Here’s one from the Annals of Family Medicine Research and brought to you by our good friends at the AAFP. It’s called Use Field-tested Tactics to Improve Care, Reduce Costs and I just bet by reading the title your bullsh$t detector is going off full blast.
The article first points out why MIPS has failed and “that ongoing programs aimed at helping physicians improve care quality and lower spending have failed to show consistent, across-the-board progress in these areas.” Do they come up with an answer? Yes. Is it the right one? No. The researchers/experts did the following:
- Thus, they set out to look at a small national sample of primary care practice sites to “reveal attributes of primary care delivery associated with high value.”
- After developing a ranking process for quality that was based on 41 measures, researchers visited 12 high-value primary care office sites and four average-value sites between May 2013 and June 2014.
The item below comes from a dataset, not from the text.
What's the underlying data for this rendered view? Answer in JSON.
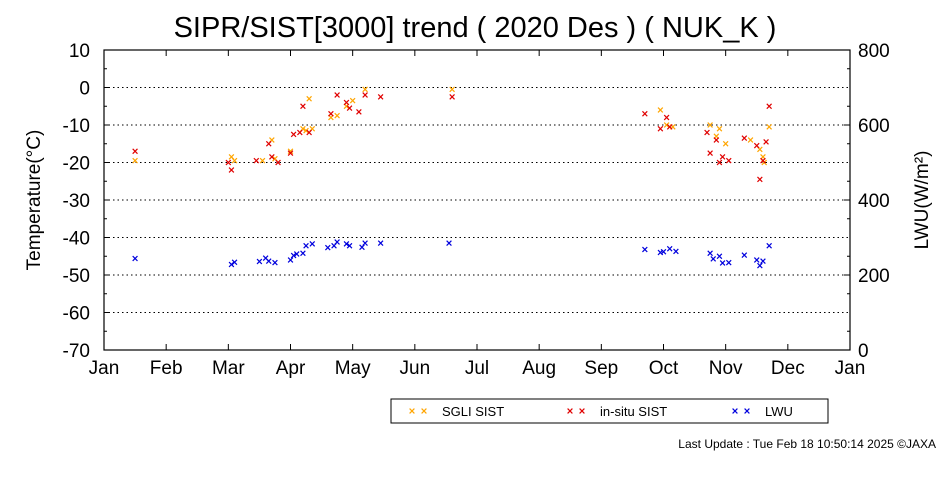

- Site visits lasted eight hours and were conducted by a primary care physician experienced in practice assessment and a nonphysician qualitative researcher. Visiting teams conducted interviews including “open-ended questions aimed at identifying attributes that interviewees felt might account for their practice site ranking favorably.”
Let’s point out the problems with this. They use a small sample. They find practices of high value, which really seems pretty subjective to me. They develop a ranking process for quality based on 41 measures. Once again they use “quality” as their standard and that term is undefinable. It’s a moving target and means one thing to some people and other things to other people or patients. They then give their findings which are:
- expanded access including same-day appointments, walk-in availability and extended evening and weekend hours;
- shared decision-making and advance care planning;
- patient feedback — positive and negative;
- comprehensive primary care where physicians practice within the full scope of their expertise;
- upshifted staff roles that allow physicians to devote more time to the most complex patients;
- shared workspaces where care teams can communicate face-to-face; and
- low practice overhead costs for office space and equipment.
All this all screams DPC but with tons more overhead and headache. Anyway, here are the buzzwords and soundbites they go on to write in this AAFP piece:
- care traffic control
- represents an advantaged platform for care coordination
- ease cognitive burden
- signals the usefulness of echoing within a practice external efforts to reward value rather than volume
I don’t even know what this means. The only comment left on the website was perfect:
“Great article for a healthcare widgets and wonk person. I wonder what the results would look like if designed by Doctors and patients instead of academicians. Many of the conclusions seem strained and preconceived to fit a mold that was already cast….”
Exactly. Or, family doctors could do Direct Primary Care and all this is solved.